Nein, liebe Omni. Erstens hat überhaupt nicht Deutschland eingegriffen, sondern die Nato. Deutsche Soldaten waren nie an Kampfhandlungen beteiligt.

Zweitens hat sich Serbien ja eben nicht nur um seine inneren Angelegenheiten gekümmert, sondern Krieg gegen seine Nachbarn geführt - erst gegen Kroatien, dann auch gegen Bosnien Herzegovina. Serbien sah sich als die Vormacht Jugoslawiens und als der Protektor aller Serben außerhalb seiner Grenze; es war der Aggressor.

Es ist ganz und gar irrig, den Einsatz der Nato auf dem Balkan, der glücklicherweise den dortigen Krieg beendete und damit einen Flächenbrand verhinderte, der bis nach Griechenland (über Mazedonien) und Ungarn (über die Probleme zwischen Serbien und Ungarn) hätte reichen können, mit Georgien in Zusammenhang zu bringen.

Natürlich versucht das die Propaganda Moskaus, aber es ist an den Haaren herbeigezogen.

Allerdings gibt es für die Russen einen anderen Kontext, in dem es einen Zusammenhang zwischen Georgien und dem Kosovo gibt: Rußland sieht sich als der Protektor serbischer Interessen auf dem Balkan. Das reicht bis vor 1918 zurück, als das Zarenreich dort dem Habsburger Reich gegenüberstand. (Der 1. Weltkrieg wurde bekanntlich durch das Attentat eines serbischen Nationalisten auf den Thronfolger Österreich-Ungarns ausgelöst).

Deshalb hat sich Rußland für die serbischen Interessen im Kosovo stark gemacht, als Machtdemonstration, daß es seinem Schützling helfen kann. Die Nato hat das aus russischer Sicht ignoriert. Und Georgien war nun die erste Gelegenheit für Putin, die Muskeln spielen zu lassen.

Folglich taucht immer wieder dieser konstruierte Zusammenhang zwischen dem Kosovo´und Serbien in der russischen Propaganda auf.
Zitat von Omni
Man kann nicht auf der einen Seite den Kosovo anerkennen und gleichzeitig auf die uneingeschränkte Souveränität der Nationalstaaten pochen. Ich hab persönlich prinzipiell nichts dagegen, wenn man diese unbedingte Souveränität aufgibt, aber damit lädt man sich wahrscheinlich das Problem auf, dass die Intervention durch irgendein Gremium legitimiert werden muss und da ist der Kosovo wohl auch nicht grade das beste Beispiel...

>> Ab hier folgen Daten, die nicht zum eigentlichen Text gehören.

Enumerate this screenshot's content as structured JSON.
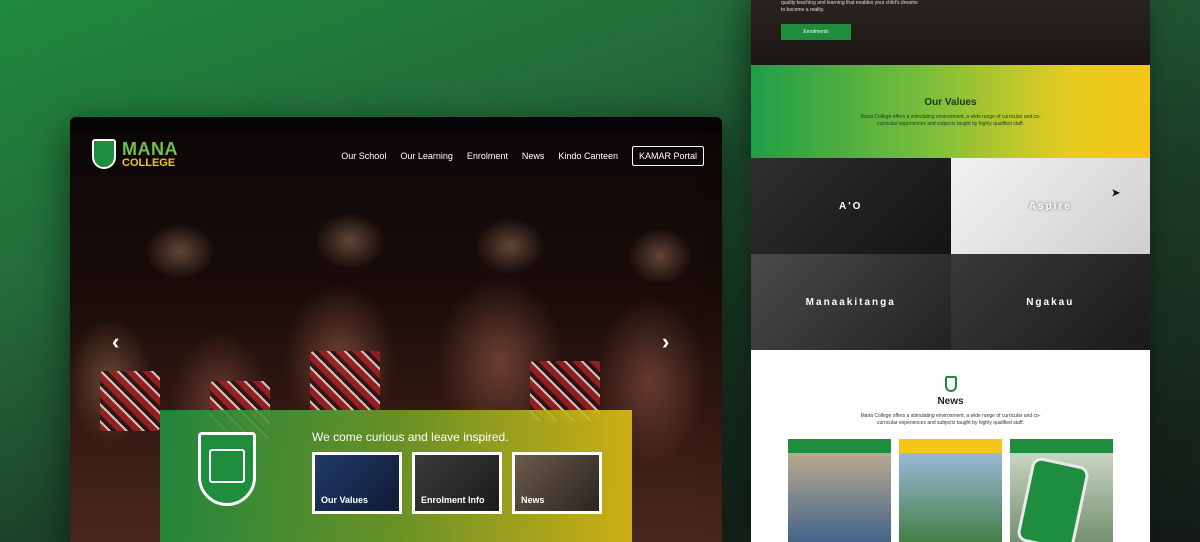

Über den Kosovo, lieber Omni, hat es jahrelange Verhandlungen gegeben. Die Nato, die EU, speziell Deutschland schon unter dem Außenminister Genscher haben lange Zeit eine Unabhängigkeit des Kosovo abgelehnt.

Es hat sich gezeigt, daß das nicht durchsetzbar war. Es gab faktisch keine serbische Souveränität über den Kosovo mehr. Unter anderem wegen der Vertreibung von Serben, ein finsteres Kapitel in diesen fast zwei Jahrzehnte dauernden Auseinandersetzungen, die ja letztlich durch den Kommunismus verursacht sind; durch die Unfähigkeit der Kommunisten, Jugoslawien als einen Staat mit eigener nationaler Identität zu schaffen.

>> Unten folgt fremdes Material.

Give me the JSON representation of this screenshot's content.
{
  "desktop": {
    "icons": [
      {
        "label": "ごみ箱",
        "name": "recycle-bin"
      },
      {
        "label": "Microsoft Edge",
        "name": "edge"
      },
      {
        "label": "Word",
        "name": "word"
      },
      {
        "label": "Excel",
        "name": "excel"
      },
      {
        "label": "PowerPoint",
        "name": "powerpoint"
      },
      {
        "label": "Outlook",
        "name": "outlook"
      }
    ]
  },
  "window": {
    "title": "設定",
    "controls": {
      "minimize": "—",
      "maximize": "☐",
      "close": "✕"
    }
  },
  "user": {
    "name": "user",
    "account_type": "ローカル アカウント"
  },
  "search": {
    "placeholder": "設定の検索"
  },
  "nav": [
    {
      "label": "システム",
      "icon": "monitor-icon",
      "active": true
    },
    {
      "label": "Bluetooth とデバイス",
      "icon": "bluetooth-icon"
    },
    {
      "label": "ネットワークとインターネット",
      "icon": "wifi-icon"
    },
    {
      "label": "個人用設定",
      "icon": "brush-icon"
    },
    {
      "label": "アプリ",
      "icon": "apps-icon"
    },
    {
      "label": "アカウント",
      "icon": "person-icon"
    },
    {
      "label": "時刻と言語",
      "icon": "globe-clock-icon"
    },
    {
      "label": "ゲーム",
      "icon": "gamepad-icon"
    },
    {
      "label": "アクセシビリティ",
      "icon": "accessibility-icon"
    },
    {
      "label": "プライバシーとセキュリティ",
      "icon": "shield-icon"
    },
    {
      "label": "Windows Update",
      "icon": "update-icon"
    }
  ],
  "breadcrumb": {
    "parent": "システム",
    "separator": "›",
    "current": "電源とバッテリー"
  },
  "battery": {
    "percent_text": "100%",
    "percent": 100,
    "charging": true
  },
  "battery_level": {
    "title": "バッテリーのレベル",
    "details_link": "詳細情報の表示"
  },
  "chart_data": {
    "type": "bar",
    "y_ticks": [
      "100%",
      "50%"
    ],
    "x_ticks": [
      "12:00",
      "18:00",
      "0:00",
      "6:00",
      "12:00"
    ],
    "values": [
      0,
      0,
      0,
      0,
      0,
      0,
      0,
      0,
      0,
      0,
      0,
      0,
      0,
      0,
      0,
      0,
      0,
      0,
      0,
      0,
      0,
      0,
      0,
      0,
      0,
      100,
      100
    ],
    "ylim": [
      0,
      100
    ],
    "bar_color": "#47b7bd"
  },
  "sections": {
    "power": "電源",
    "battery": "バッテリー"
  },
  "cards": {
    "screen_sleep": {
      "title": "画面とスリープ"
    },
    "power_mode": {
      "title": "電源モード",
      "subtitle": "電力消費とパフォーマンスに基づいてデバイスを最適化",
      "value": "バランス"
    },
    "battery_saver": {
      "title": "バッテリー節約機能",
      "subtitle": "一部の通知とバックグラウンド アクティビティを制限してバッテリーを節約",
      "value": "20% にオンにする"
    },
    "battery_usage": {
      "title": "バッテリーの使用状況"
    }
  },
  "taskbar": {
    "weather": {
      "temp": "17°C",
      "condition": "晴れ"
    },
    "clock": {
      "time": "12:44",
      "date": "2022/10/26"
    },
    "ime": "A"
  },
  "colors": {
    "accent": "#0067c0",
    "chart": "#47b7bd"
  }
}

Es war eine Niederlage des Westens, daß er am Ende der Unabhängigkeit des Kosovo zustimmen mußte. Da zugleich in Serbien sich jetzt eine Demokratie zu etablieren beginnt, sind endlich die Voraussetzungen für eine friedliche Enwicklung auf dem Balkan geschaffen.

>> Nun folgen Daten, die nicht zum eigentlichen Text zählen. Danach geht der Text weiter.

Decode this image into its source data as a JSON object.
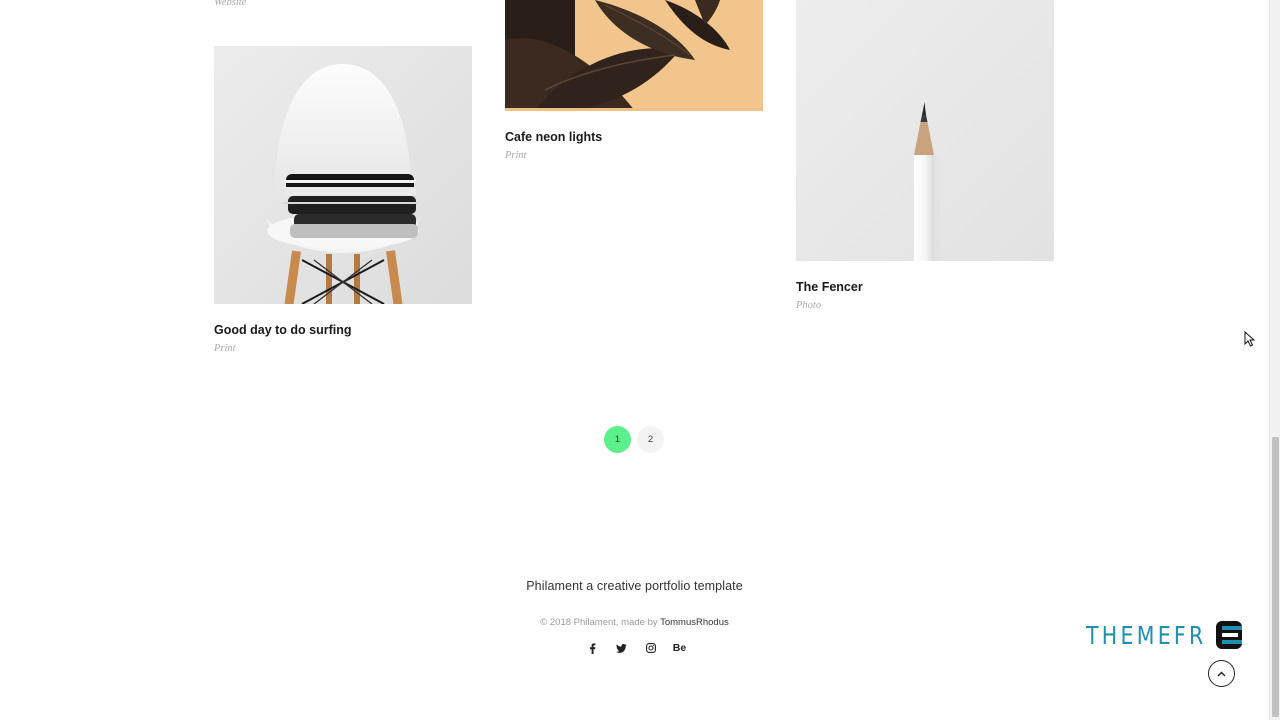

Dank der Nato, die damit ihrer neuen Aufgabe, friedenserhaltend bei lokalen Konflikten zu wirken, am Ende doch einigermaßen gerecht geworden ist.
Zitat von Omni
Und wie die Georger sich "schlecht" verhalten haben Gegenüber Russland? "Schlecht" liegt stets im Auge des Betrachters und wenn man die Version annimmt dass Saakaschwili als erster Panzer in Bewegung setzte - was nicht nur die russische Meinung ist -, dann war die georgische Führung eben so blöd einen perfekten Vorwand für einen Krieg zu liefern, dem die russische Führung vielleicht schon länger entgegenhoffte.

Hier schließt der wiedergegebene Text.